When I was a little boy, growing up in the Roseland area of Chicago, every fourth block in the neighborhood had a 2 lot, corner wide, wild prairie. The insect and bird life, in this two-lot size prairie, was incredible. It was wild and untamed and brightly colored and bursting with life.
Lots, in our urban world, are too expensive to leave to nature to embrace. Yet each house could embrace nature and turn blocks into prairies. Prairies that vibrate with the life of living things. Those living things will call out to more living things in the form of birds, box turtles, bats and bugs, bugs and bugs.

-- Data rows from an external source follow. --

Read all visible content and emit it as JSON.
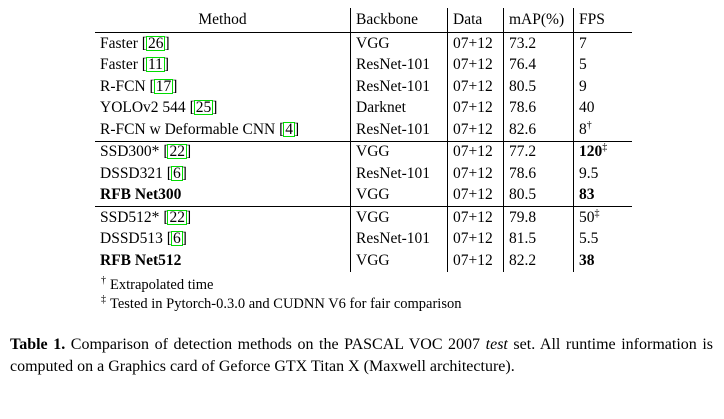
{
  "colors": {
    "citation_box": "#00DC00",
    "text": "#000000",
    "background": "#ffffff"
  },
  "table": {
    "columns": [
      "Method",
      "Backbone",
      "Data",
      "mAP(%)",
      "FPS"
    ],
    "cite_open": "[",
    "cite_close": "]",
    "groups": [
      {
        "rows": [
          {
            "method": "Faster",
            "method_bold": false,
            "cite": "26",
            "backbone": "VGG",
            "data": "07+12",
            "map": "73.2",
            "map_bold": false,
            "fps": "7",
            "fps_bold": false,
            "fps_sup": null
          },
          {
            "method": "Faster",
            "method_bold": false,
            "cite": "11",
            "backbone": "ResNet-101",
            "data": "07+12",
            "map": "76.4",
            "map_bold": false,
            "fps": "5",
            "fps_bold": false,
            "fps_sup": null
          },
          {
            "method": "R-FCN",
            "method_bold": false,
            "cite": "17",
            "backbone": "ResNet-101",
            "data": "07+12",
            "map": "80.5",
            "map_bold": false,
            "fps": "9",
            "fps_bold": false,
            "fps_sup": null
          },
          {
            "method": "YOLOv2 544",
            "method_bold": false,
            "cite": "25",
            "backbone": "Darknet",
            "data": "07+12",
            "map": "78.6",
            "map_bold": false,
            "fps": "40",
            "fps_bold": false,
            "fps_sup": null
          },
          {
            "method": "R-FCN w Deformable CNN",
            "method_bold": false,
            "cite": "4",
            "backbone": "ResNet-101",
            "data": "07+12",
            "map": "82.6",
            "map_bold": true,
            "fps": "8",
            "fps_bold": false,
            "fps_sup": "†"
          }
        ]
      },
      {
        "rows": [
          {
            "method": "SSD300*",
            "method_bold": false,
            "cite": "22",
            "backbone": "VGG",
            "data": "07+12",
            "map": "77.2",
            "map_bold": false,
            "fps": "120",
            "fps_bold": true,
            "fps_sup": "‡"
          },
          {
            "method": "DSSD321",
            "method_bold": false,
            "cite": "6",
            "backbone": "ResNet-101",
            "data": "07+12",
            "map": "78.6",
            "map_bold": false,
            "fps": "9.5",
            "fps_bold": false,
            "fps_sup": null
          },
          {
            "method": "RFB Net300",
            "method_bold": true,
            "cite": null,
            "backbone": "VGG",
            "data": "07+12",
            "map": "80.5",
            "map_bold": true,
            "fps": "83",
            "fps_bold": true,
            "fps_sup": null
          }
        ]
      },
      {
        "rows": [
          {
            "method": "SSD512*",
            "method_bold": false,
            "cite": "22",
            "backbone": "VGG",
            "data": "07+12",
            "map": "79.8",
            "map_bold": false,
            "fps": "50",
            "fps_bold": false,
            "fps_sup": "‡"
          },
          {
            "method": "DSSD513",
            "method_bold": false,
            "cite": "6",
            "backbone": "ResNet-101",
            "data": "07+12",
            "map": "81.5",
            "map_bold": false,
            "fps": "5.5",
            "fps_bold": false,
            "fps_sup": null
          },
          {
            "method": "RFB Net512",
            "method_bold": true,
            "cite": null,
            "backbone": "VGG",
            "data": "07+12",
            "map": "82.2",
            "map_bold": true,
            "fps": "38",
            "fps_bold": true,
            "fps_sup": null
          }
        ]
      }
    ]
  },
  "footnotes": [
    {
      "symbol": "†",
      "text": "Extrapolated time"
    },
    {
      "symbol": "‡",
      "text": "Tested in Pytorch-0.3.0 and CUDNN V6 for fair comparison"
    }
  ],
  "caption": {
    "label": "Table 1.",
    "text_before_italic": " Comparison of detection methods on the PASCAL VOC 2007 ",
    "italic": "test",
    "text_after_italic": " set. All runtime information is computed on a Graphics card of Geforce GTX Titan X (Maxwell architecture)."
  }
}
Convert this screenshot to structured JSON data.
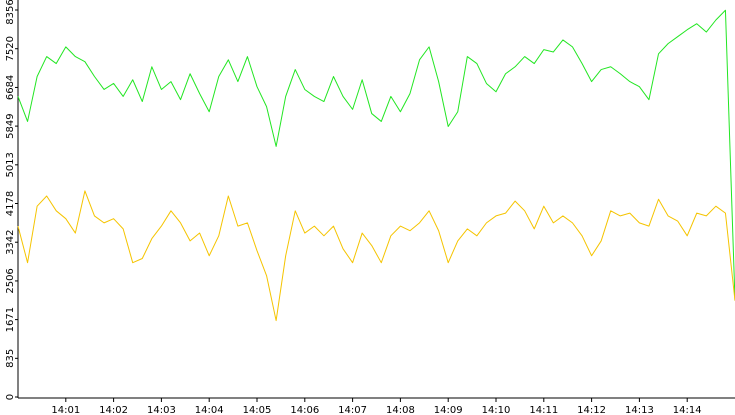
{
  "chart_data": {
    "type": "line",
    "x": [
      0,
      0.2,
      0.4,
      0.6,
      0.8,
      1,
      1.2,
      1.4,
      1.6,
      1.8,
      2,
      2.2,
      2.4,
      2.6,
      2.8,
      3,
      3.2,
      3.4,
      3.6,
      3.8,
      4,
      4.2,
      4.4,
      4.6,
      4.8,
      5,
      5.2,
      5.4,
      5.6,
      5.8,
      6,
      6.2,
      6.4,
      6.6,
      6.8,
      7,
      7.2,
      7.4,
      7.6,
      7.8,
      8,
      8.2,
      8.4,
      8.6,
      8.8,
      9,
      9.2,
      9.4,
      9.6,
      9.8,
      10,
      10.2,
      10.4,
      10.6,
      10.8,
      11,
      11.2,
      11.4,
      11.6,
      11.8,
      12,
      12.2,
      12.4,
      12.6,
      12.8,
      13,
      13.2,
      13.4,
      13.6,
      13.8,
      14,
      14.2,
      14.4,
      14.6,
      14.8,
      15
    ],
    "series": [
      {
        "color": "#22e622",
        "values": [
          6490,
          5950,
          6920,
          7350,
          7200,
          7560,
          7350,
          7240,
          6920,
          6640,
          6770,
          6490,
          6850,
          6380,
          7130,
          6640,
          6810,
          6420,
          6980,
          6550,
          6160,
          6920,
          7280,
          6810,
          7350,
          6700,
          6270,
          5410,
          6490,
          7070,
          6640,
          6490,
          6380,
          6920,
          6490,
          6210,
          6850,
          6120,
          5950,
          6490,
          6160,
          6550,
          7280,
          7560,
          6810,
          5840,
          6160,
          7350,
          7200,
          6770,
          6590,
          6980,
          7130,
          7350,
          7200,
          7500,
          7450,
          7710,
          7560,
          7200,
          6810,
          7070,
          7130,
          6980,
          6810,
          6700,
          6420,
          7410,
          7630,
          7780,
          7930,
          8060,
          7880,
          8140,
          8350,
          2080
        ]
      },
      {
        "color": "#f5c400",
        "values": [
          3690,
          2900,
          4120,
          4340,
          4020,
          3850,
          3540,
          4450,
          3910,
          3760,
          3850,
          3630,
          2900,
          2990,
          3420,
          3690,
          4020,
          3760,
          3370,
          3540,
          3050,
          3480,
          4340,
          3690,
          3760,
          3160,
          2620,
          1650,
          3050,
          4020,
          3540,
          3690,
          3480,
          3690,
          3200,
          2900,
          3540,
          3270,
          2900,
          3480,
          3690,
          3590,
          3760,
          4020,
          3590,
          2900,
          3370,
          3630,
          3480,
          3760,
          3910,
          3970,
          4230,
          4020,
          3630,
          4120,
          3760,
          3910,
          3760,
          3480,
          3050,
          3370,
          4020,
          3910,
          3970,
          3760,
          3690,
          4270,
          3910,
          3800,
          3480,
          3970,
          3910,
          4120,
          3970,
          2080
        ]
      }
    ],
    "xlim": [
      0,
      15
    ],
    "xticks": [
      {
        "value": 1,
        "label": "14:01"
      },
      {
        "value": 2,
        "label": "14:02"
      },
      {
        "value": 3,
        "label": "14:03"
      },
      {
        "value": 4,
        "label": "14:04"
      },
      {
        "value": 5,
        "label": "14:05"
      },
      {
        "value": 6,
        "label": "14:06"
      },
      {
        "value": 7,
        "label": "14:07"
      },
      {
        "value": 8,
        "label": "14:08"
      },
      {
        "value": 9,
        "label": "14:09"
      },
      {
        "value": 10,
        "label": "14:10"
      },
      {
        "value": 11,
        "label": "14:11"
      },
      {
        "value": 12,
        "label": "14:12"
      },
      {
        "value": 13,
        "label": "14:13"
      },
      {
        "value": 14,
        "label": "14:14"
      }
    ],
    "ylim": [
      0,
      8356
    ],
    "yticks": [
      0,
      835,
      1671,
      2506,
      3342,
      4178,
      5013,
      5849,
      6684,
      7520,
      8356
    ],
    "grid": false
  }
}
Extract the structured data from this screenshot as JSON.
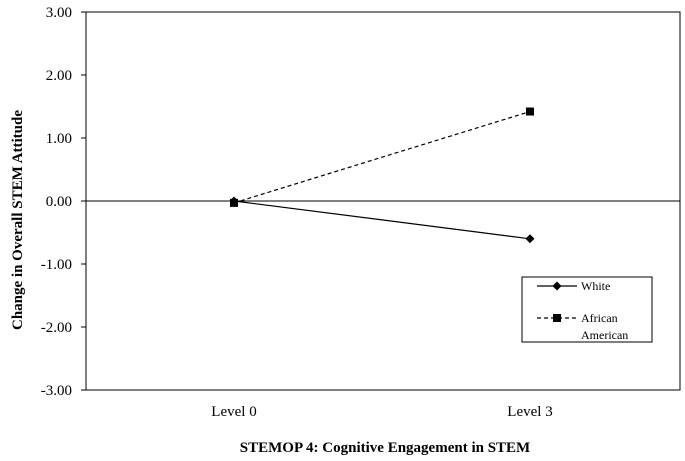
{
  "chart_data": {
    "type": "line",
    "categories": [
      "Level 0",
      "Level 3"
    ],
    "series": [
      {
        "name": "White",
        "values": [
          0.0,
          -0.6
        ],
        "style": "solid",
        "marker": "diamond",
        "color": "#000000"
      },
      {
        "name": "African American",
        "name_lines": [
          "African",
          "American"
        ],
        "values": [
          -0.03,
          1.42
        ],
        "style": "dashed",
        "marker": "square",
        "color": "#000000"
      }
    ],
    "yticks": [
      "3.00",
      "2.00",
      "1.00",
      "0.00",
      "-1.00",
      "-2.00",
      "-3.00"
    ],
    "ylim": [
      -3,
      3
    ],
    "xlabel": "STEMOP 4: Cognitive Engagement in STEM",
    "ylabel": "Change in Overall STEM Attitude",
    "legend_position": "right"
  }
}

I gladly open my windows and sensitive ears to the morning calls of cardinals and mourning doves and evening songs of cicada and crickets then to have my ears abused by the sound of angry engines grinding the dead grass to smithereens.
Walk around your neighborhood. Look for the color of gardens. Look at the life those gardens hold. Visualize what your garden could be on your lot. Embrace the thought of six months of freedom from sweating with lawnmower in hand. Freedom from poison flags saying beware — stay off. Freedom from noise and dirty air.
Freedom to sit in a field; your field; of flowers and insects and birds and color and life. There is “Glorious Chaos” waiting to be built in your yard. One dig is all you need to start.